I was a new mother at that time and just knew that this nifty little gizmo would allow me to have fresh baked bread in the house while chasing after a very active two-year old. I baked exactly six loaves of bread in the machine before I gave up on it. After being spoiled most of my life with beautiful rounded loaves of tender crusted bread, I found the bread from a bread machine to be quite lacking. It didn't fit in my toaster (or any toaster that I know of) and the first third of the loaf had a large hole in the middle, so it didn't make for very good sandwiches either. But mostly, I missed kneading and shaping the bread.

I love the feel of bread dough. It has a certain texture that tells you when it is ready for the final rising. Knowing that you put your arms in motion to bring the loaf of bread into being is gratifying when you pull the loaf, piping hot, out of the oven and resist the temptation to just tear into it before it has a chance to cool a bit. You made that bread. You used your hands to shape the top and to make it into the perfect loaf. Not some machine.

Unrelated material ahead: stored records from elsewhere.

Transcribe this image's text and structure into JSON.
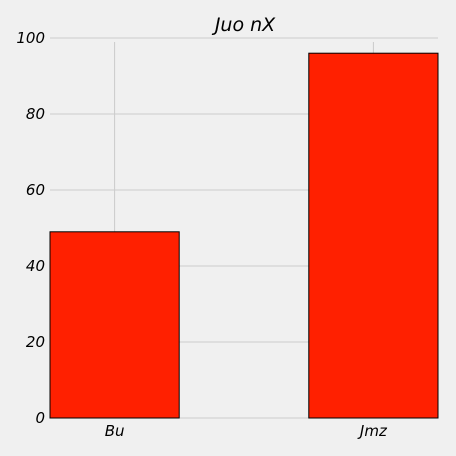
{
  "chart_data": {
    "type": "bar",
    "title": "Juo  nX",
    "xlabel": "",
    "ylabel": "",
    "categories": [
      "Bu",
      "Jmz"
    ],
    "series": [
      {
        "values": [
          49,
          96
        ]
      }
    ],
    "ylim": [
      0,
      100
    ],
    "yticks": [
      0,
      20,
      40,
      60,
      80,
      100
    ],
    "grid": true,
    "bar_color": "#ff2000",
    "bar_edge_color": "#000000",
    "background_color": "#f0f0f0",
    "grid_color": "#cbcbcb"
  }
}
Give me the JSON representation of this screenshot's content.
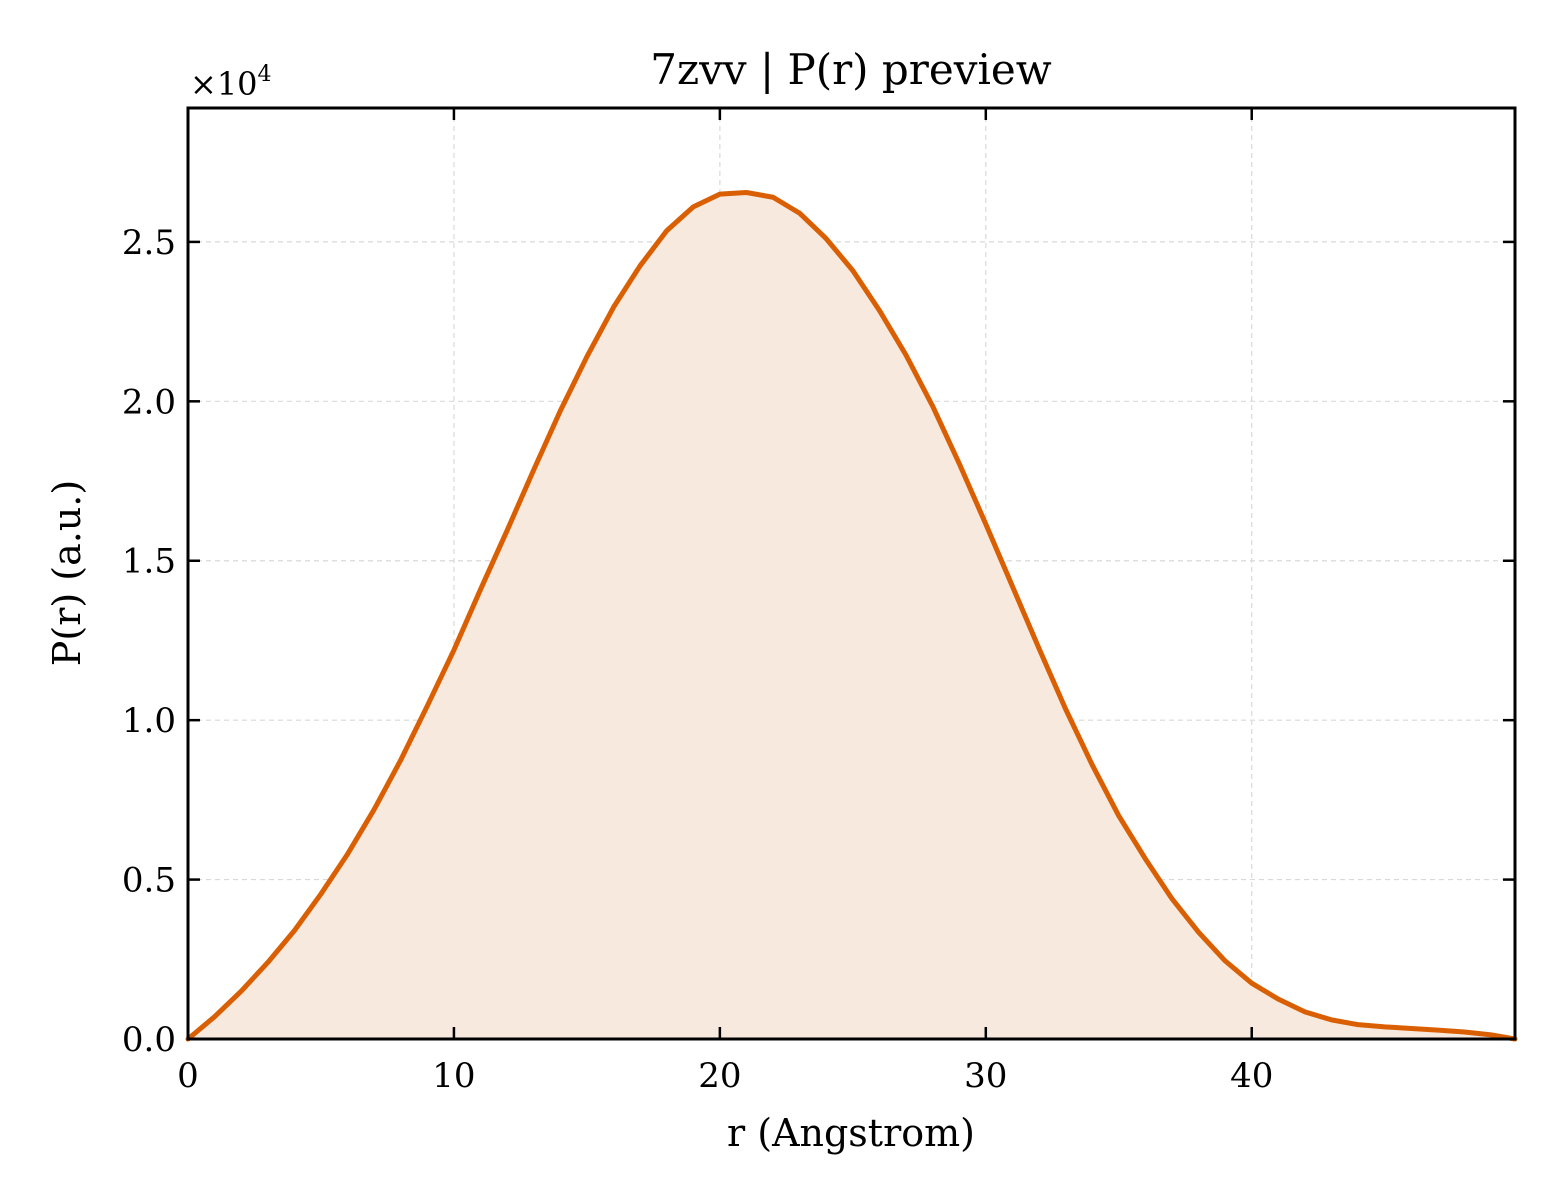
{
  "chart_data": {
    "type": "area",
    "title": "7zvv | P(r) preview",
    "xlabel": "r (Angstrom)",
    "ylabel": "P(r) (a.u.)",
    "y_offset_label": "×10",
    "y_offset_exponent": "4",
    "xlim": [
      0,
      49.9
    ],
    "ylim": [
      0,
      29200
    ],
    "xticks": [
      0,
      10,
      20,
      30,
      40
    ],
    "xtick_labels": [
      "0",
      "10",
      "20",
      "30",
      "40"
    ],
    "yticks": [
      0,
      5000,
      10000,
      15000,
      20000,
      25000
    ],
    "ytick_labels": [
      "0.0",
      "0.5",
      "1.0",
      "1.5",
      "2.0",
      "2.5"
    ],
    "grid": true,
    "series": [
      {
        "color": "#d95f02",
        "fill_color": "#f8e9df",
        "x": [
          0,
          1,
          2,
          3,
          4,
          5,
          6,
          7,
          8,
          9,
          10,
          11,
          12,
          13,
          14,
          15,
          16,
          17,
          18,
          19,
          20,
          21,
          22,
          23,
          24,
          25,
          26,
          27,
          28,
          29,
          30,
          31,
          32,
          33,
          34,
          35,
          36,
          37,
          38,
          39,
          40,
          41,
          42,
          43,
          44,
          45,
          46,
          47,
          48,
          49,
          49.9
        ],
        "y": [
          0,
          700,
          1500,
          2400,
          3400,
          4550,
          5800,
          7200,
          8750,
          10450,
          12200,
          14100,
          15950,
          17850,
          19700,
          21400,
          22950,
          24250,
          25350,
          26100,
          26500,
          26550,
          26400,
          25900,
          25100,
          24100,
          22850,
          21450,
          19850,
          18050,
          16150,
          14200,
          12250,
          10350,
          8600,
          7000,
          5650,
          4400,
          3350,
          2450,
          1750,
          1250,
          850,
          600,
          450,
          380,
          330,
          280,
          220,
          130,
          0
        ]
      }
    ]
  }
}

People often ask me for the recipes for my bread and I just stare at them blankly. I just don't use recipes. I go strictly on touch. I know that I begin with about a cup of liquid. Sometimes milk, sometimes water, sometimes evaporated milk, sometimes a mixture, sometimes with an egg as part of my liquid. Into that I put about 3 cups of flour, sometimes more, sometimes less. It really depends on the humidity and when the dough feels right. I use anywhere from one teaspoon to three tablespoons of sugar or honey (and sometimes none at all). I usually use a tablespoon or so of butter, but even then it might be olive oil or vegetable oil or even no oil. (I once made twenty loaves of bread without any oil at all because I forgot about it and no one noticed.) The flour can vary depending on what is at hand and what I am in the mood for. It could be just plain white flour or maybe whole wheat or a blend or some rye or oatmeal. And then there is the all-important yeast. Some days I put in a lot (two teaspoons per loaf) and others less (one half teaspoon). In the end, it is still a loaf of bread.

Whatever happened to that bread machine? I still have it. In fact I still use it, but only to mix my ingredients. If I am in a hurry I will simply toss a bunch of stuff in the machine and select the dough setting. It will mix it and let it rise once. Then I take it out and do the final kneading, shaping and rising before popping it in the oven. I still have a need to touch my bread. I still have to put part of myself into it. Bread needs that and no machine can ever give it that individual attention.